Use DodaTech's Concurrency Debugger to visualize thread interactions with ConcurrentHashMap and detect race conditions in your application.

Prevention

  • Use compute, merge, or forEach for atomic operations.
  • Avoid nested computeIfAbsent calls.
  • Do not rely on size() for exact counts.
  • Use <a href="/design-patterns/iterator/">Iterator</a>.remove() during iteration.
  • Design for concurrency — assume the map changes between operations.

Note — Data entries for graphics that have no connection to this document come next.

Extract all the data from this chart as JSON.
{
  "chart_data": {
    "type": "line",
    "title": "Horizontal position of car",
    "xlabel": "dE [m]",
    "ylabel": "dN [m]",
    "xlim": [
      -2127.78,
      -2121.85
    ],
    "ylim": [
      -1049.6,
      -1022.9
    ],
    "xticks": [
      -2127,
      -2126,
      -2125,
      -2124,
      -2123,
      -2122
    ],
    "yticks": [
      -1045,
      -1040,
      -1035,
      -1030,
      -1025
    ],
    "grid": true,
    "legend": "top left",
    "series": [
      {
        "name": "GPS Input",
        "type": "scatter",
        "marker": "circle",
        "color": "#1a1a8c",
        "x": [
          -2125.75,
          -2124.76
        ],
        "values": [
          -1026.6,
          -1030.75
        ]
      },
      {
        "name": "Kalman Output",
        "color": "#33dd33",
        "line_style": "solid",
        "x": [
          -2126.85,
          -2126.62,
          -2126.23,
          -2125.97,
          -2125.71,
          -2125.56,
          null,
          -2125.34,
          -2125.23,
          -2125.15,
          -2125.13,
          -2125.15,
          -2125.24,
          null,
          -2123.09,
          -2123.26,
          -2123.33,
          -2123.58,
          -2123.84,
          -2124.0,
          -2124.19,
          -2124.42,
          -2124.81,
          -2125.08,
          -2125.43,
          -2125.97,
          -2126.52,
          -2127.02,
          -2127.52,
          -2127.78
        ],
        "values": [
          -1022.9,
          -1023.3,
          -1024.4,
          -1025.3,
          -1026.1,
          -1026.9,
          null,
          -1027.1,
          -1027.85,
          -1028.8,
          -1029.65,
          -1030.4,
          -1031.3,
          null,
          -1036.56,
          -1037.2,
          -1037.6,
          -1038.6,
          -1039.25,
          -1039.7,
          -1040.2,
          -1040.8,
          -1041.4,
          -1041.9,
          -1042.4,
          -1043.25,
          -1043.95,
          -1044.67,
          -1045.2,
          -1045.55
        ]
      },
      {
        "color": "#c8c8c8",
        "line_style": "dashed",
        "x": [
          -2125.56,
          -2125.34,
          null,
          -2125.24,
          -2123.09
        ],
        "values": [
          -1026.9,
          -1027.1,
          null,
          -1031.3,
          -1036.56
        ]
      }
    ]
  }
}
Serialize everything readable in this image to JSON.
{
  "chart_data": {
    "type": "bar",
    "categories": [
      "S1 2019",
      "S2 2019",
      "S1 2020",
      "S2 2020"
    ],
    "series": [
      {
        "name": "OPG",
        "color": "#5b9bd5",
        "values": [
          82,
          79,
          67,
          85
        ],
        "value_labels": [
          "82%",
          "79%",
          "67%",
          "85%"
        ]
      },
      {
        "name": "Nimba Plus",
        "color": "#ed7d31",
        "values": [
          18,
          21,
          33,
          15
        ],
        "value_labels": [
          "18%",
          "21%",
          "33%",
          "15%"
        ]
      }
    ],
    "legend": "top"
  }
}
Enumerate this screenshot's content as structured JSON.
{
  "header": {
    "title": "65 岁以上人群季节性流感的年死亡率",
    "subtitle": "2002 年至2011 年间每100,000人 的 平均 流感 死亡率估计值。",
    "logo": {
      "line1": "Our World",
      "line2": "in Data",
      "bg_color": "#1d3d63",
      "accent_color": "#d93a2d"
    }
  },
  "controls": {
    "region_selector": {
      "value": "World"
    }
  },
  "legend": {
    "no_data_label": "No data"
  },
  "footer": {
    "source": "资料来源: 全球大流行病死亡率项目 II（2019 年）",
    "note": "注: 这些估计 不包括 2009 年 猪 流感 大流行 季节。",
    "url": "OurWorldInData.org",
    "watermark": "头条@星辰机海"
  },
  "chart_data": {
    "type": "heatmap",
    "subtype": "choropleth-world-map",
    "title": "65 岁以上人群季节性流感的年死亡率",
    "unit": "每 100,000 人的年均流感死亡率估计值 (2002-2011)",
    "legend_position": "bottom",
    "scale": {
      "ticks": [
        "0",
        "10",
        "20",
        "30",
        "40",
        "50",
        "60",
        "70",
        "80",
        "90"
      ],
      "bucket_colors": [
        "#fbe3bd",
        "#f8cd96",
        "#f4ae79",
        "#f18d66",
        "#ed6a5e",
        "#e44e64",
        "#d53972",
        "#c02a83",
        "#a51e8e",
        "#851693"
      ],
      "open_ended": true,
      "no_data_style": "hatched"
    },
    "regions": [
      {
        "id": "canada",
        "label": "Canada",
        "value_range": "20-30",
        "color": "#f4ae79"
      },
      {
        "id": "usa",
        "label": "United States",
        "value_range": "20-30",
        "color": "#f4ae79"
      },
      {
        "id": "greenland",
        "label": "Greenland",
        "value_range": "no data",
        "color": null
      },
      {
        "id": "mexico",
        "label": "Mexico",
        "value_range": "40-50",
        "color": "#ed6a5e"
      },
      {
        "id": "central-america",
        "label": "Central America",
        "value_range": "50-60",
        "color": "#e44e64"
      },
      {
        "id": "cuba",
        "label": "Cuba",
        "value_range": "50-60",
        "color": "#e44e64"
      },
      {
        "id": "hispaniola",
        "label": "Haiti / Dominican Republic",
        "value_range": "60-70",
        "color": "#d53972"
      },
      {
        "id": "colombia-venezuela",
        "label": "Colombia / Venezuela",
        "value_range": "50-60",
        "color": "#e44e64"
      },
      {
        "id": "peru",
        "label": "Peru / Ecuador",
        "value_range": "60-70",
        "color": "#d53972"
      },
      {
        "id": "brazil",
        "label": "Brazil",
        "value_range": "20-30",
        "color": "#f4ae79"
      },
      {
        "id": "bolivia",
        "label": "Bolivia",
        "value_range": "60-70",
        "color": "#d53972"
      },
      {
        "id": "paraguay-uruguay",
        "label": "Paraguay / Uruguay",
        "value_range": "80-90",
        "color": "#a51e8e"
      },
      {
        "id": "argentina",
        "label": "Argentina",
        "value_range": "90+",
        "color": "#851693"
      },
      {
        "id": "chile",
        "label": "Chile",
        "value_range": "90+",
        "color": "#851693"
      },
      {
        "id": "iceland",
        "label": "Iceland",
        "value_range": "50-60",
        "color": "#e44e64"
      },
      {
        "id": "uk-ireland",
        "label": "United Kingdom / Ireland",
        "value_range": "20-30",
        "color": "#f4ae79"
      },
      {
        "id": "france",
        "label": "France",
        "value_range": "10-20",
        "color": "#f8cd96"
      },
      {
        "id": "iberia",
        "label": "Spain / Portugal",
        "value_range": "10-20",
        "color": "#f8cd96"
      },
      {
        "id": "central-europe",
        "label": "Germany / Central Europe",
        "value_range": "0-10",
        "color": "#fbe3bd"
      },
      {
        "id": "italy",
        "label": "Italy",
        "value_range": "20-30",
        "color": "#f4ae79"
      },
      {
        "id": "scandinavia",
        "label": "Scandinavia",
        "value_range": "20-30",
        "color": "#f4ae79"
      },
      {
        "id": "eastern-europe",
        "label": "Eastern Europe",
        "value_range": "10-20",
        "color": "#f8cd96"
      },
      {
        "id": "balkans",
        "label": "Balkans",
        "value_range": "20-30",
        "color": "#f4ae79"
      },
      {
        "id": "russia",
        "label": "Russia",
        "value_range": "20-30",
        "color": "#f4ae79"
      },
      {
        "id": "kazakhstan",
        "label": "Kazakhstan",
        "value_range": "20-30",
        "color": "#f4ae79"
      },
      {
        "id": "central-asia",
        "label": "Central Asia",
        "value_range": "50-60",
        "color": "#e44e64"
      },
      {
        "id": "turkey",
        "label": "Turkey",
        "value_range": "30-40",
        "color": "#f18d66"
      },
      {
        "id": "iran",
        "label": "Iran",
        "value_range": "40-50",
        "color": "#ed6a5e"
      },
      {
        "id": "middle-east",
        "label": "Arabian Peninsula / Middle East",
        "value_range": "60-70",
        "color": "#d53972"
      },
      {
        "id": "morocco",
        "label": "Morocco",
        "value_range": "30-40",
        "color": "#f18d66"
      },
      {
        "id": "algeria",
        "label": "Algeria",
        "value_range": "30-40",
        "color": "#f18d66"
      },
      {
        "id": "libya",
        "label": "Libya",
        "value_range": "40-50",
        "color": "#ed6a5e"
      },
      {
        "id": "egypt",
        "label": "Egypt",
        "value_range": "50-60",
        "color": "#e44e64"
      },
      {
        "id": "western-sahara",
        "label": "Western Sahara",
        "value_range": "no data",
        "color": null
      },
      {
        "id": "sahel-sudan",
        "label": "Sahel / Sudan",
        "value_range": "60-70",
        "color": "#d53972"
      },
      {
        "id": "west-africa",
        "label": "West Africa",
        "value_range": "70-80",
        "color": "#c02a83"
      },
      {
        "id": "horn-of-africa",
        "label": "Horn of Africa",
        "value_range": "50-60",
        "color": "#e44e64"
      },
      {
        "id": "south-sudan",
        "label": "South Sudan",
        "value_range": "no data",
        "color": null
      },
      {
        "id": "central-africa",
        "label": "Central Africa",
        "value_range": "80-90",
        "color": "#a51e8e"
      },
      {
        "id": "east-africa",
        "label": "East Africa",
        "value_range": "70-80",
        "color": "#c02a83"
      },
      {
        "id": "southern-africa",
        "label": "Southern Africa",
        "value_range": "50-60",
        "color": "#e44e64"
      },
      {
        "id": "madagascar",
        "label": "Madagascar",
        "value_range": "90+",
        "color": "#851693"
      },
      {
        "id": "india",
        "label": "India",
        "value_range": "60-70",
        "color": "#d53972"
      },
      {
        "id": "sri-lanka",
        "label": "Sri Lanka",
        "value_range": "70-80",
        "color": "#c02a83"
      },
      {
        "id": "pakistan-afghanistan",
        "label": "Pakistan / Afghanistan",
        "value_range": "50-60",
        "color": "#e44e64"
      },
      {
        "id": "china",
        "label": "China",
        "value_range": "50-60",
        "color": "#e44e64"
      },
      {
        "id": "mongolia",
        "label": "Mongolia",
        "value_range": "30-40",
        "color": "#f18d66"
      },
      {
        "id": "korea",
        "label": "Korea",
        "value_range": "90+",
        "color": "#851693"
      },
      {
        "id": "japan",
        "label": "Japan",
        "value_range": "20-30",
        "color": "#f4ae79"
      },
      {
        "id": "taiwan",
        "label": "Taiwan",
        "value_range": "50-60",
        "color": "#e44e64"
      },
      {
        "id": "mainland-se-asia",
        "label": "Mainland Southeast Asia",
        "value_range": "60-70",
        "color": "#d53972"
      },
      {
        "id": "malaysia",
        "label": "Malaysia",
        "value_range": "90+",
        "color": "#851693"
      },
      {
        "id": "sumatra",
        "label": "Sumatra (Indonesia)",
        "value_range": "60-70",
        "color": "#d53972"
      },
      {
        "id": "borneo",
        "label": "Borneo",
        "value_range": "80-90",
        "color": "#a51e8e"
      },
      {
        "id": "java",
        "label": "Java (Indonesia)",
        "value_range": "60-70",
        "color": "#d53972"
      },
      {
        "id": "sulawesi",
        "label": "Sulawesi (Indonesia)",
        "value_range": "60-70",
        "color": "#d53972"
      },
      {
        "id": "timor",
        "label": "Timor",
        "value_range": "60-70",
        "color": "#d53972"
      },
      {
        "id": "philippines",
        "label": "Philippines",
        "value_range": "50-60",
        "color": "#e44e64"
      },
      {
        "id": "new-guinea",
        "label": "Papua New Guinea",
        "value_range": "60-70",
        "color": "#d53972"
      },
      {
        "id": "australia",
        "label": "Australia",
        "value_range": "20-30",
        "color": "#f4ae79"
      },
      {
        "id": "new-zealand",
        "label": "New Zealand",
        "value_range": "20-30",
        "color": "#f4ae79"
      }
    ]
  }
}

Common Mistakes with concurrent hashmap

  1. Forgetting deriving (Show, Eq) on custom data types needed for debugging
  2. Placing the wildcard pattern first in case expressions, making all subsequent patterns unreachable
  3. Using head and tail instead of pattern matching, causing runtime errors on empty lists

These mistakes appear frequently in real-world JAVA code. DodaTech's contributors have identified these patterns through analysis of open-source projects and production systems.

Practice Exercise

Write a pure function that safely divides two integers using Maybe, then test it with edge cases like division by zero and negative numbers.

This exercise reinforces the concepts covered in this guide. Try implementing it before checking online solutions.

FAQ

### How does ConcurrentHashMap achieve thread safety?

ConcurrentHashMap uses fine-grained locking (striped locks) and CAS operations instead of synchronizing the entire map. Reads are generally lock-free. Writes only lock specific segments or bins, allowing high concurrency.

What is the difference between Hashtable and ConcurrentHashMap?

Hashtable synchronizes all methods (including reads), causing contention. ConcurrentHashMap allows concurrent reads and only locks specific segments for writes. ConcurrentHashMap is always preferred over Hashtable.

Why does ConcurrentHashMap not allow null keys or values?

Null values would make methods like get() ambiguous — returning null could mean the key is absent or mapped to null. ConcurrentHashMap's authors designed it to avoid this ambiguity, consistent with the Map contract for concurrent maps.